Weisbach joined Chicago Cubs broadcaster and former pitcher Steve Stone to form Teamscape. Blumenfeld is the chairman of the Blumenfeld Hueser Group, an investment firm with coast-to-coast influence.
When contacted Thursday at his Manhattan headquarters, Blumenfeld, by many accounts the lead financial figure in the Expos-to-Las Vegas project, hesitated when asked about the approaching deadlines or details about the proposal.
"Unfortunately, I can't say anything," he said. "I will be happy to do that at the appropriate and proper time. Until then, I have no comment."
Robert Scanlan, of the Portland, Ore.-based investment firm Scanlan, Kemper & Bard and one of Blumenfeld's major partners in Las Vegas Stadium, has declined interview requests.
MLB's nine-member relocation committee, chaired by Chicago White Sox owner Jerry Reinsdorf, will recommend the final list in New York in three weeks. Those meetings have been incorrectly reported as occurring May 15.
Baseball commissioner Bud Selig has set a firm mid-July deadline, during the game's All-Star break, to announce the Expos' new home. Selig and his staff want the team permanently in its new environs for the 2007 season, at the latest.
Groups representing Washington, D.C.; Northern Virginia; Norfolk, Va.; Portland, Ore.; Monterrey, Mexico; San Juan, Puerto Rico, and Las Vegas have been trying to sway the relocation committee for months, if not years.
Teamscape and Las Vegas Stadium have the joint goal, according to their principals, to buy the Expos, a franchise that Forbes magazine recently valued at $145 million, and build a 40,000-seat, retractable-roof stadium.
Industry experts estimate the construction timetable of such a stadium at three years, at a minimum cost of $450 million. Caesars Entertainment Inc. will provide the land, behind its Paris Las Vegas and Bally's properties, and will act only as a landlord.
Selig has called the Las Vegas groups' efforts "aggressive."

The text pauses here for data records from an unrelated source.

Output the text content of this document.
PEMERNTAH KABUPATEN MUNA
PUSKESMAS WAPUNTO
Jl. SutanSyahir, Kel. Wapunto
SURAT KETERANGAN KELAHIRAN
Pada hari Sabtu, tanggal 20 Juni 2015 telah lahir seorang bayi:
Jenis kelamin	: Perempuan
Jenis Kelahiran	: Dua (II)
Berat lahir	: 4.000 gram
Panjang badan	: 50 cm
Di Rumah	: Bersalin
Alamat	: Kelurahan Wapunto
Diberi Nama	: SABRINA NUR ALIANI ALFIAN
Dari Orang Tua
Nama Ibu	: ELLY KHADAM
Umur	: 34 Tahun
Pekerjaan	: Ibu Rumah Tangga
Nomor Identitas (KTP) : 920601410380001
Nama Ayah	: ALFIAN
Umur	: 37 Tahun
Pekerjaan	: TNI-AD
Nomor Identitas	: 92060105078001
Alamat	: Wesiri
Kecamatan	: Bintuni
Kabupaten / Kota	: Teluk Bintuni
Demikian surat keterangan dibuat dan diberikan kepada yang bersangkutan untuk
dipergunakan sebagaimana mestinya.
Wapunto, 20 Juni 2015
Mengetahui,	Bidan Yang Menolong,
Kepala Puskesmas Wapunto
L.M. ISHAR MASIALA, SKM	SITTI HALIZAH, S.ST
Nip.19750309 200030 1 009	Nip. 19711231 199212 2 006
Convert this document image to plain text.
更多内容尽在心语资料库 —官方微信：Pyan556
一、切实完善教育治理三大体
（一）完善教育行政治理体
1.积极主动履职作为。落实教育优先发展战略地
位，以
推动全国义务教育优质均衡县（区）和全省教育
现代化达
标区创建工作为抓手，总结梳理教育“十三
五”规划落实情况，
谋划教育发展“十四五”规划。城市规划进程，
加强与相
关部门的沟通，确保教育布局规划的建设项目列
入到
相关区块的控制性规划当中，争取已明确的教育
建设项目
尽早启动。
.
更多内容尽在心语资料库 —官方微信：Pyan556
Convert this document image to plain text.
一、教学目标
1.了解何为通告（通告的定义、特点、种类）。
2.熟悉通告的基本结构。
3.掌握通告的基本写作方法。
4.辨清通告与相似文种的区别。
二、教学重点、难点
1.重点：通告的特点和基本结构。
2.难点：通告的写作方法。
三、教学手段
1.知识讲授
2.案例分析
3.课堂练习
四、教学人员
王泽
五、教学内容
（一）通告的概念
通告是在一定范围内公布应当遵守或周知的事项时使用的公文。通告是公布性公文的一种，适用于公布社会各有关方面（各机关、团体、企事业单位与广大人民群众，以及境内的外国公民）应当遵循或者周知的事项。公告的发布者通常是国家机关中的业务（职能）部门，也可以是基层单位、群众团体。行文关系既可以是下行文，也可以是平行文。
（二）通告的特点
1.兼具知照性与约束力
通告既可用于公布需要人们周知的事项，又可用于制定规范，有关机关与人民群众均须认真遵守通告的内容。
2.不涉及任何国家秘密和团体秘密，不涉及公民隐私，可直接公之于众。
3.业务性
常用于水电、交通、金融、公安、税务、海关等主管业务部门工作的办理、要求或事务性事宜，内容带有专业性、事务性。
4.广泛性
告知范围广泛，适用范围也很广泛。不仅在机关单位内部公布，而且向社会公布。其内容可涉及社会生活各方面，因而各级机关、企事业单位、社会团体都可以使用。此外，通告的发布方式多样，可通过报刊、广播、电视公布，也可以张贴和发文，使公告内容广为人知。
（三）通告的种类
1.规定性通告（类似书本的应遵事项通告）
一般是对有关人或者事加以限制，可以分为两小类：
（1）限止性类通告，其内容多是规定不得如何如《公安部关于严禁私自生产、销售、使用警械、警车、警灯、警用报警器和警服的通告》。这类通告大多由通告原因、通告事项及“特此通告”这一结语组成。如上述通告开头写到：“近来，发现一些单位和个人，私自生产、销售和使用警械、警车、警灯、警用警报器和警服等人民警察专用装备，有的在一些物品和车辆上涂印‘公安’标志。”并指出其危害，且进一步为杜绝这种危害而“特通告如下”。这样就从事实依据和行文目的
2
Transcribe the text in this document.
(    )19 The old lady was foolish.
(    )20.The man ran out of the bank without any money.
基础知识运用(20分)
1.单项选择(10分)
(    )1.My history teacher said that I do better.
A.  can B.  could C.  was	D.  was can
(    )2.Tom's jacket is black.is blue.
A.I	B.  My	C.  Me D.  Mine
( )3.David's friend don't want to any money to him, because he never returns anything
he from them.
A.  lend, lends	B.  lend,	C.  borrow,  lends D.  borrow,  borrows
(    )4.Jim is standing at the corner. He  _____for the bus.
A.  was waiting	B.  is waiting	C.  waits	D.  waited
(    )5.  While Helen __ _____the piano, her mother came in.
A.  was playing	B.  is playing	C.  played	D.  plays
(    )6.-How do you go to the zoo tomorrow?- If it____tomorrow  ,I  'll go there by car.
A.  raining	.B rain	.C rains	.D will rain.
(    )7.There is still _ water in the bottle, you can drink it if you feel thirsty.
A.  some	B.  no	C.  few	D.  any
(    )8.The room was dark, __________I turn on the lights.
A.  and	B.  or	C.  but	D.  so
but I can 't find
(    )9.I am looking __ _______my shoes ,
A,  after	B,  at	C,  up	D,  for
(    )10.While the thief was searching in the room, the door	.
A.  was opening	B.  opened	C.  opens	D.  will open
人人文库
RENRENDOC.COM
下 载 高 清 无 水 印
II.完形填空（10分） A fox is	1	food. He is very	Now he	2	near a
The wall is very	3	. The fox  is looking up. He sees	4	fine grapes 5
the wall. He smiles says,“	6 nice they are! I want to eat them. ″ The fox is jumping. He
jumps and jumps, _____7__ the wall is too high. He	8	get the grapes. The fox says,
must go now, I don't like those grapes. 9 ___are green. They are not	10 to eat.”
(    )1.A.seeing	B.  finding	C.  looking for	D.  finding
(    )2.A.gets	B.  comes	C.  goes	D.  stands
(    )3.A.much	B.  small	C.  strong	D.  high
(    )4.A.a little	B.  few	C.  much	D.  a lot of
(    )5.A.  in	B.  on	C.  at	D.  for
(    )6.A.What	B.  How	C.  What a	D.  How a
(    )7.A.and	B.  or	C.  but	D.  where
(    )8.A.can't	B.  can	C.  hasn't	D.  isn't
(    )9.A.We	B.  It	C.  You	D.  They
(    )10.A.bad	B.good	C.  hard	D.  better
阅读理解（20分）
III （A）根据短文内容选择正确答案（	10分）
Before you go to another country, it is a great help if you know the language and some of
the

The Sun first reported Wednesday, though, that the leaders of those groups have had difficulty in trying to meet MLB's request to use some public financing, via a likely new tourist-related tax, to build the stadium.
Multiple figures declined to reveal those hurdles or the resistance, and by whom, they've met.
Three weeks ago, Washington mayor Anthony Williams announced a proposal in which the District of Columbia would completely fund the building of a new baseball-specific $340 million ballpark, on RFK Stadium grounds, with public money.
However, Teamscape and Las Vegas Stadium officials also dismissed recent reports that called their efforts fruitless and charged that they have been used as leverage by the relocation committee.
"Totally inaccurate," said one source. "Totally. That could not be more wrong."
Various insiders also laughed at accounts that do not link the Las Vegas tourism and convention industries, which are expected to lure 36 million visitors to Las Vegas in 2004, with the city's population of about 1.6 million as a potential fan base.
"That's about 100,000 visitors to Las Vegas on any given day, throughout the year," he said.
"That's why we've been so private in not discussing any parts of this process in the press; the press never gets the story right."